私が腹を立てるのは、その人がそういうこと、つまり西部さんの人格誹謗のようなことを書くのが西部さん本人が読むことがあり得ないNAMの評議会のような場所であったということです。それは少しもフェアではないし、もっといえば卑劣なのではないのか、と感じました。なぜなら、それまでその人は、いかに自分が西部さんに対しても公平であるかというようなことを誇っていたのですから。

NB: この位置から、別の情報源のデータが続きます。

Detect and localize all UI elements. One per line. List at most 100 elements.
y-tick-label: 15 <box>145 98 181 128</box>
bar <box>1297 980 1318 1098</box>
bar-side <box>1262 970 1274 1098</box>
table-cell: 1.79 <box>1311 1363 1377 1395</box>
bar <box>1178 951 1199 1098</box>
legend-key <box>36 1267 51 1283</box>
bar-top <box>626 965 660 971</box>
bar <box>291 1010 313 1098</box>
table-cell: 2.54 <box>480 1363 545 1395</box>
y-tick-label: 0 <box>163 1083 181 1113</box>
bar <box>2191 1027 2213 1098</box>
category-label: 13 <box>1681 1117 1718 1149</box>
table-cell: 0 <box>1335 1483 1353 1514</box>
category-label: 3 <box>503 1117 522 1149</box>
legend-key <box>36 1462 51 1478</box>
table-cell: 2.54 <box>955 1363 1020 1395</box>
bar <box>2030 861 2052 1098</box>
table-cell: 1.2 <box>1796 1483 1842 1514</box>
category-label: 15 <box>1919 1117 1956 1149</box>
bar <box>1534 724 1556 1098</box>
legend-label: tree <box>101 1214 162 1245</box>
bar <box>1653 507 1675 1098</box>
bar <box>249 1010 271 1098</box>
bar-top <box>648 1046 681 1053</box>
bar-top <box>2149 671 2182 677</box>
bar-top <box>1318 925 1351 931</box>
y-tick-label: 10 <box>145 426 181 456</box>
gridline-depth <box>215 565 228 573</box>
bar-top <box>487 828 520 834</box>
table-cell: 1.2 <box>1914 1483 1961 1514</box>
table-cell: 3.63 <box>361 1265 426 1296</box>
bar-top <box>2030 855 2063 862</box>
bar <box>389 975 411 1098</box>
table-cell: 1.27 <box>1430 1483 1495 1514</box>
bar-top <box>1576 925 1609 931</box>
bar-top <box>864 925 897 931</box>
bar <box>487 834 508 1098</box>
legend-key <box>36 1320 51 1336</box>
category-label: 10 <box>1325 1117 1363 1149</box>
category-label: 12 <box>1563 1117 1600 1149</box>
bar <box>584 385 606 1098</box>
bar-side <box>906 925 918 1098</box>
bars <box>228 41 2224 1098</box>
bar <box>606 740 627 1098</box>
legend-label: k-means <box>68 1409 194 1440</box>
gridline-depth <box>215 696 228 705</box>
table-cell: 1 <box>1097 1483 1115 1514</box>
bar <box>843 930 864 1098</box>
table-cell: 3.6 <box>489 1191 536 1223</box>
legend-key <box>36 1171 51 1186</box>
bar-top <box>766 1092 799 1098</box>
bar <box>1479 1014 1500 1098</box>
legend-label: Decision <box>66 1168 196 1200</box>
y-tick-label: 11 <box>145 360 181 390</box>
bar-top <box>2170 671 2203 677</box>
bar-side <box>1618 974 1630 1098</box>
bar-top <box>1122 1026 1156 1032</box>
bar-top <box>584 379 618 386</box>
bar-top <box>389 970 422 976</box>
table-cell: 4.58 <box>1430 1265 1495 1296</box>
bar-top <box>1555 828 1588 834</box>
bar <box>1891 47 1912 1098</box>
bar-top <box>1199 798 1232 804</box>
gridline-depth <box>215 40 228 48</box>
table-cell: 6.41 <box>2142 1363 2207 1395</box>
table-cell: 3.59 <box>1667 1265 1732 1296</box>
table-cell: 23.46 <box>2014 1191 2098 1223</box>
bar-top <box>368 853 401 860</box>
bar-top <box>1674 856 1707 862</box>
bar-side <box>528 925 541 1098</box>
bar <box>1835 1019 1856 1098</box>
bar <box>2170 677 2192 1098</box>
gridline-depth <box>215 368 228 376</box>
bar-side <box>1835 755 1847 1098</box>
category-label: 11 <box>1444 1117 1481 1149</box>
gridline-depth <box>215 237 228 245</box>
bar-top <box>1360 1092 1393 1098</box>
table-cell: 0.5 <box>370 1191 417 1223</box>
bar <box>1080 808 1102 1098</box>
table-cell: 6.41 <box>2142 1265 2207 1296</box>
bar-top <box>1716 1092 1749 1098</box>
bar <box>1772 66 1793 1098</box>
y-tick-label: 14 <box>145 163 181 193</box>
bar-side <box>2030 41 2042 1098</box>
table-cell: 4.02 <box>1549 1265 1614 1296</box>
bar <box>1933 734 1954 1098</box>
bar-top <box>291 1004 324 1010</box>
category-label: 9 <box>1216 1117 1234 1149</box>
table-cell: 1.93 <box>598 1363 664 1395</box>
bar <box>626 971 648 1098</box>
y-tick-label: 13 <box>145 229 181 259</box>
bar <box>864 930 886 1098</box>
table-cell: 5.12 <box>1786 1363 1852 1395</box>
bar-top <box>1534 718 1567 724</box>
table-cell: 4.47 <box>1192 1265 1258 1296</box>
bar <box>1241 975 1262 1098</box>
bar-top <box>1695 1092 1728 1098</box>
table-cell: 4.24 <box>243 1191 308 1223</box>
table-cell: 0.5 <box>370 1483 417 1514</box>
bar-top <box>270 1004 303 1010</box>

『こころ』がいうような金銭と恋愛以外に人間を醜く動かしてしまうものはといえば、通俗的な物言いになってしまいますが、権力欲とか名誉欲なのでしょうか。誰でも自分が馬鹿だとは思いたくないし、柄谷さんその人のように自分も頭が良いのだと思い込みたいので、そういう理由でNAMの評議員の人々は全員柄谷さんに従属したと思います。正確にいえば全員ではありません。従属しなかった人々も少しいましたが、でも彼らは単に黙ってしまいました。

そうはいっても、評議員の人々は基本的には常識人ですから、みんなそれぞれに『Qは終わった』に疑問を述べました。(1) 『Qは終わった』は西部忠さんへの名誉毀損を構成してしまうのではないか(菅原正樹=鈴木正樹さん)、(2) 『Qは終わった』には理論的内容が皆無ではないか(杉原正浩さん)、(3) 『Qは終わった』は柄谷さんが西部さんとの絶縁を高らかに宣言しているというだけの文書である(王寺賢太さん──正確にいえば、彼は評議員ではありませんでしたが)とかです。けれども、柄谷さんという人には常識が通用しませんし、柄谷さん自身常識的に判断するということができない人ですので、上記のような異論や疑問に「馬鹿が判断することではない」などと恫喝して黙らせてしまいました。

でも現実をいえば、『Qは終わった』は本当に西部さんへの名誉毀損であったのではないでしょうか。西部さんはそういうことをする人ではありませんでしたが、もし西部さんが訴えていたら、裁判で負けた可能性があると思います。でも、柄谷さんはそのようなことを気遣う余裕が全くなかったのでしょう。

さて、深夜なので、このくらいで。お休みなさい。良い夢を。